Monday, September 26, 2011
Full Circle Deja Vu
Mr. Derderian, my Sophomore high school history teacher used to scare the crap out of us with his stories about the Great Depression. He was an old guy then and I'd be surprised if he were still alive today. He liked to tell us about the causes of the depression and the desperation that people lived with. He would describe the condition of the unemployed with their inability to find work and the scarceness of food. Families had to group together for communal survival, creating a situation that instead of spawning creative competition, spurned fatalistic outlooks and defeated spirits. But I think more than anything, Mr. Derderian liked to illustrate to those of us listening, how history repeats its self and how society is too disjointed to adapt to crises it has already experienced in the past.

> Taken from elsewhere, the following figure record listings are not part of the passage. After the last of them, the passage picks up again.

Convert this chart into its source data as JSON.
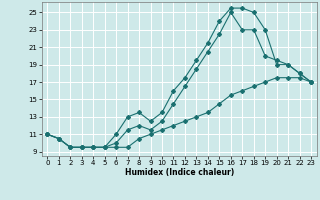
{
  "xlabel": "Humidex (Indice chaleur)",
  "bg_color": "#cee9e9",
  "grid_color": "#ffffff",
  "line_color": "#1a7070",
  "xlim": [
    -0.5,
    23.5
  ],
  "ylim": [
    8.5,
    26.2
  ],
  "xticks": [
    0,
    1,
    2,
    3,
    4,
    5,
    6,
    7,
    8,
    9,
    10,
    11,
    12,
    13,
    14,
    15,
    16,
    17,
    18,
    19,
    20,
    21,
    22,
    23
  ],
  "yticks": [
    9,
    11,
    13,
    15,
    17,
    19,
    21,
    23,
    25
  ],
  "curve1_x": [
    0,
    1,
    2,
    3,
    4,
    5,
    6,
    7,
    8,
    9,
    10,
    11,
    12,
    13,
    14,
    15,
    16,
    17,
    18,
    19,
    20,
    21,
    22,
    23
  ],
  "curve1_y": [
    11,
    10.5,
    9.5,
    9.5,
    9.5,
    9.5,
    11.0,
    13.0,
    13.5,
    12.5,
    13.5,
    16.0,
    17.5,
    19.5,
    21.5,
    24.0,
    25.5,
    25.5,
    25.0,
    23.0,
    19.0,
    19.0,
    18.0,
    17.0
  ],
  "curve2_x": [
    0,
    1,
    2,
    3,
    4,
    5,
    6,
    7,
    8,
    9,
    10,
    11,
    12,
    13,
    14,
    15,
    16,
    17,
    18,
    19,
    20,
    21,
    22,
    23
  ],
  "curve2_y": [
    11,
    10.5,
    9.5,
    9.5,
    9.5,
    9.5,
    10.0,
    11.5,
    12.0,
    11.5,
    12.5,
    14.5,
    16.5,
    18.5,
    20.5,
    22.5,
    25.0,
    23.0,
    23.0,
    20.0,
    19.5,
    19.0,
    18.0,
    17.0
  ],
  "curve3_x": [
    0,
    1,
    2,
    3,
    4,
    5,
    6,
    7,
    8,
    9,
    10,
    11,
    12,
    13,
    14,
    15,
    16,
    17,
    18,
    19,
    20,
    21,
    22,
    23
  ],
  "curve3_y": [
    11,
    10.5,
    9.5,
    9.5,
    9.5,
    9.5,
    9.5,
    9.5,
    10.5,
    11.0,
    11.5,
    12.0,
    12.5,
    13.0,
    13.5,
    14.5,
    15.5,
    16.0,
    16.5,
    17.0,
    17.5,
    17.5,
    17.5,
    17.0
  ]
}
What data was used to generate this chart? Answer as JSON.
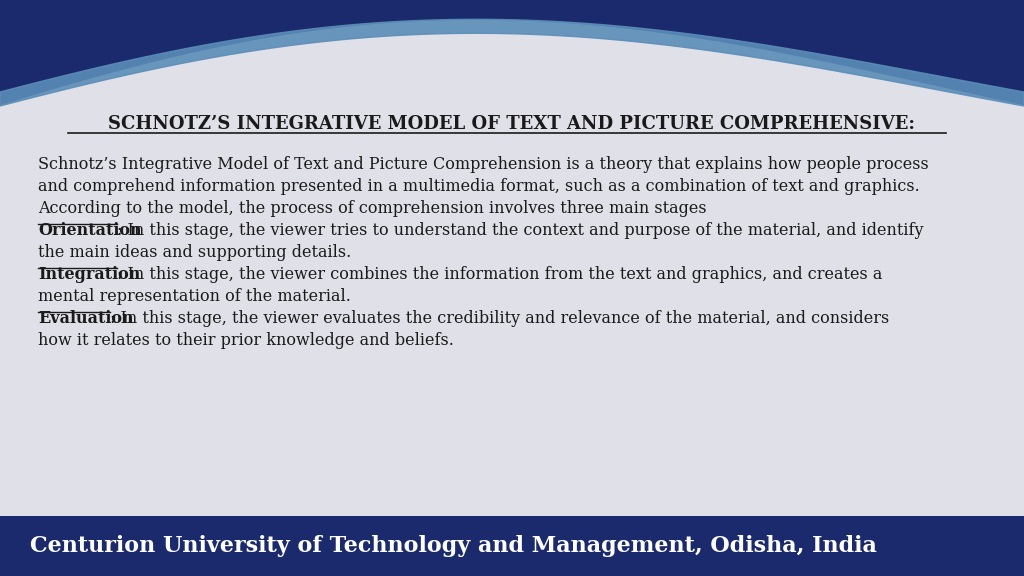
{
  "title": "SCHNOTZ’S INTEGRATIVE MODEL OF TEXT AND PICTURE COMPREHENSIVE",
  "title_colon": ":",
  "bg_color": "#e0e0e8",
  "header_color": "#1a2a6c",
  "footer_color": "#1a2a6c",
  "wave_color_light": "#5b8db8",
  "text_color": "#1a1a1a",
  "white": "#ffffff",
  "footer_text": "Centurion University of Technology and Management, Odisha, India",
  "line1": "Schnotz’s Integrative Model of Text and Picture Comprehension is a theory that explains how people process",
  "line2": "and comprehend information presented in a multimedia format, such as a combination of text and graphics.",
  "line3": "According to the model, the process of comprehension involves three main stages",
  "orientation_label": "Orientation",
  "orient_rest1": ": In this stage, the viewer tries to understand the context and purpose of the material, and identify",
  "orient_rest2": "the main ideas and supporting details.",
  "integration_label": "Integration",
  "integ_rest1": ": In this stage, the viewer combines the information from the text and graphics, and creates a",
  "integ_rest2": "mental representation of the material.",
  "evaluation_label": "Evaluation",
  "eval_rest1": ": In this stage, the viewer evaluates the credibility and relevance of the material, and considers",
  "eval_rest2": "how it relates to their prior knowledge and beliefs.",
  "font_size_title": 13,
  "font_size_body": 11.5,
  "font_size_footer": 16
}
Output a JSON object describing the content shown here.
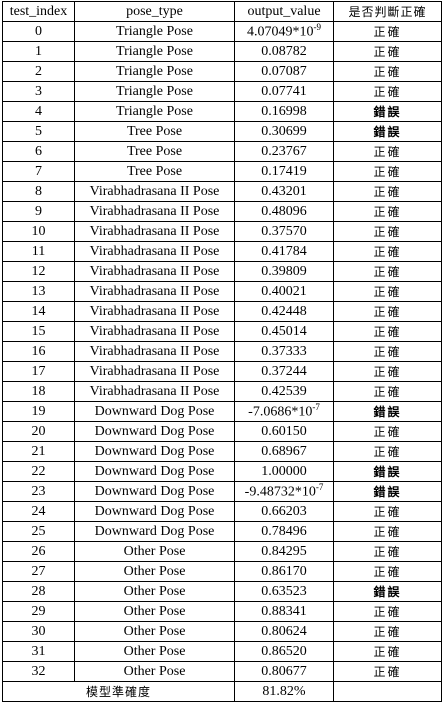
{
  "headers": {
    "test_index": "test_index",
    "pose_type": "pose_type",
    "output_value": "output_value",
    "verdict": "是否判斷正確"
  },
  "rows": [
    {
      "idx": "0",
      "pose": "Triangle Pose",
      "out": "4.07049*10",
      "exp": "-9",
      "verdict": "正確",
      "correct": true
    },
    {
      "idx": "1",
      "pose": "Triangle Pose",
      "out": "0.08782",
      "verdict": "正確",
      "correct": true
    },
    {
      "idx": "2",
      "pose": "Triangle Pose",
      "out": "0.07087",
      "verdict": "正確",
      "correct": true
    },
    {
      "idx": "3",
      "pose": "Triangle Pose",
      "out": "0.07741",
      "verdict": "正確",
      "correct": true
    },
    {
      "idx": "4",
      "pose": "Triangle Pose",
      "out": "0.16998",
      "verdict": "錯誤",
      "correct": false
    },
    {
      "idx": "5",
      "pose": "Tree Pose",
      "out": "0.30699",
      "verdict": "錯誤",
      "correct": false
    },
    {
      "idx": "6",
      "pose": "Tree Pose",
      "out": "0.23767",
      "verdict": "正確",
      "correct": true
    },
    {
      "idx": "7",
      "pose": "Tree Pose",
      "out": "0.17419",
      "verdict": "正確",
      "correct": true
    },
    {
      "idx": "8",
      "pose": "Virabhadrasana II Pose",
      "out": "0.43201",
      "verdict": "正確",
      "correct": true
    },
    {
      "idx": "9",
      "pose": "Virabhadrasana II Pose",
      "out": "0.48096",
      "verdict": "正確",
      "correct": true
    },
    {
      "idx": "10",
      "pose": "Virabhadrasana II Pose",
      "out": "0.37570",
      "verdict": "正確",
      "correct": true
    },
    {
      "idx": "11",
      "pose": "Virabhadrasana II Pose",
      "out": "0.41784",
      "verdict": "正確",
      "correct": true
    },
    {
      "idx": "12",
      "pose": "Virabhadrasana II Pose",
      "out": "0.39809",
      "verdict": "正確",
      "correct": true
    },
    {
      "idx": "13",
      "pose": "Virabhadrasana II Pose",
      "out": "0.40021",
      "verdict": "正確",
      "correct": true
    },
    {
      "idx": "14",
      "pose": "Virabhadrasana II Pose",
      "out": "0.42448",
      "verdict": "正確",
      "correct": true
    },
    {
      "idx": "15",
      "pose": "Virabhadrasana II Pose",
      "out": "0.45014",
      "verdict": "正確",
      "correct": true
    },
    {
      "idx": "16",
      "pose": "Virabhadrasana II Pose",
      "out": "0.37333",
      "verdict": "正確",
      "correct": true
    },
    {
      "idx": "17",
      "pose": "Virabhadrasana II Pose",
      "out": "0.37244",
      "verdict": "正確",
      "correct": true
    },
    {
      "idx": "18",
      "pose": "Virabhadrasana II Pose",
      "out": "0.42539",
      "verdict": "正確",
      "correct": true
    },
    {
      "idx": "19",
      "pose": "Downward Dog Pose",
      "out": "-7.0686*10",
      "exp": "-7",
      "verdict": "錯誤",
      "correct": false
    },
    {
      "idx": "20",
      "pose": "Downward Dog Pose",
      "out": "0.60150",
      "verdict": "正確",
      "correct": true
    },
    {
      "idx": "21",
      "pose": "Downward Dog Pose",
      "out": "0.68967",
      "verdict": "正確",
      "correct": true
    },
    {
      "idx": "22",
      "pose": "Downward Dog Pose",
      "out": "1.00000",
      "verdict": "錯誤",
      "correct": false
    },
    {
      "idx": "23",
      "pose": "Downward Dog Pose",
      "out": "-9.48732*10",
      "exp": "-7",
      "verdict": "錯誤",
      "correct": false
    },
    {
      "idx": "24",
      "pose": "Downward Dog Pose",
      "out": "0.66203",
      "verdict": "正確",
      "correct": true
    },
    {
      "idx": "25",
      "pose": "Downward Dog Pose",
      "out": "0.78496",
      "verdict": "正確",
      "correct": true
    },
    {
      "idx": "26",
      "pose": "Other Pose",
      "out": "0.84295",
      "verdict": "正確",
      "correct": true
    },
    {
      "idx": "27",
      "pose": "Other Pose",
      "out": "0.86170",
      "verdict": "正確",
      "correct": true
    },
    {
      "idx": "28",
      "pose": "Other Pose",
      "out": "0.63523",
      "verdict": "錯誤",
      "correct": false
    },
    {
      "idx": "29",
      "pose": "Other Pose",
      "out": "0.88341",
      "verdict": "正確",
      "correct": true
    },
    {
      "idx": "30",
      "pose": "Other Pose",
      "out": "0.80624",
      "verdict": "正確",
      "correct": true
    },
    {
      "idx": "31",
      "pose": "Other Pose",
      "out": "0.86520",
      "verdict": "正確",
      "correct": true
    },
    {
      "idx": "32",
      "pose": "Other Pose",
      "out": "0.80677",
      "verdict": "正確",
      "correct": true
    }
  ],
  "footer": {
    "label": "模型準確度",
    "value": "81.82%"
  }
}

This was during the late nineteen-eighties, and though Reagan had eviscerated many social programs that we didn't miss at the time, I was well insulated from money shortages. I had a job at the Taco Bell and was also working summers with my uncle in the texture business. My parents had bought their first home which was a new tract house in Rosemont, California. Everything seemed to be on the up and up, and the idea of anyone going broke around us, much less an entire nation, was a far fetched idea. Mr Derderian's depressing scenario seemed like a far away, ambiguous nightmare. It touched some of us for sure; the idea that it would all collapse and people would literally starve and die on the street. I remember my friend Chris, a stoned rocker dude who I would give an occasional ride home to, expressed his uneasiness one day from the back seat of my Dart.
"Mr. Derderian's scaring us, telling us there's gonna be a depression and shit," he had said. He was right to be worried. Our history teacher was very clear and to the point. He always had this gleam in his smile, as if he knew it was going to happen and he was somehow age-exempt from having to experience it. He had this grin and look in his eye like, "I won't be there, but you all will be."
I don't know if Mr. Derderian is around today to see how close to right he was, but I hope he is. And though we haven't had an official depression, all the broken systems are still in place and we're just one whacked out Republican president away from total ruin. As a younger man I always would scoff at my old-man friends with their conspiracy theories, who always went on and on about how the world was fucked, and my generation was fucked, and how the end is extremely nigh. Now I'm that guy, with the graying hair and depressing stories for the kiddies. I spent years of my life ignoring and denying the elephants in the living room, but now I have learned to follow the proverb-- 'Be the change you want to see'. The only way to stop history from repeating its self is to call it out ahead of time when we see it brewing. It is also imperative to know and understand the past, using primary sources.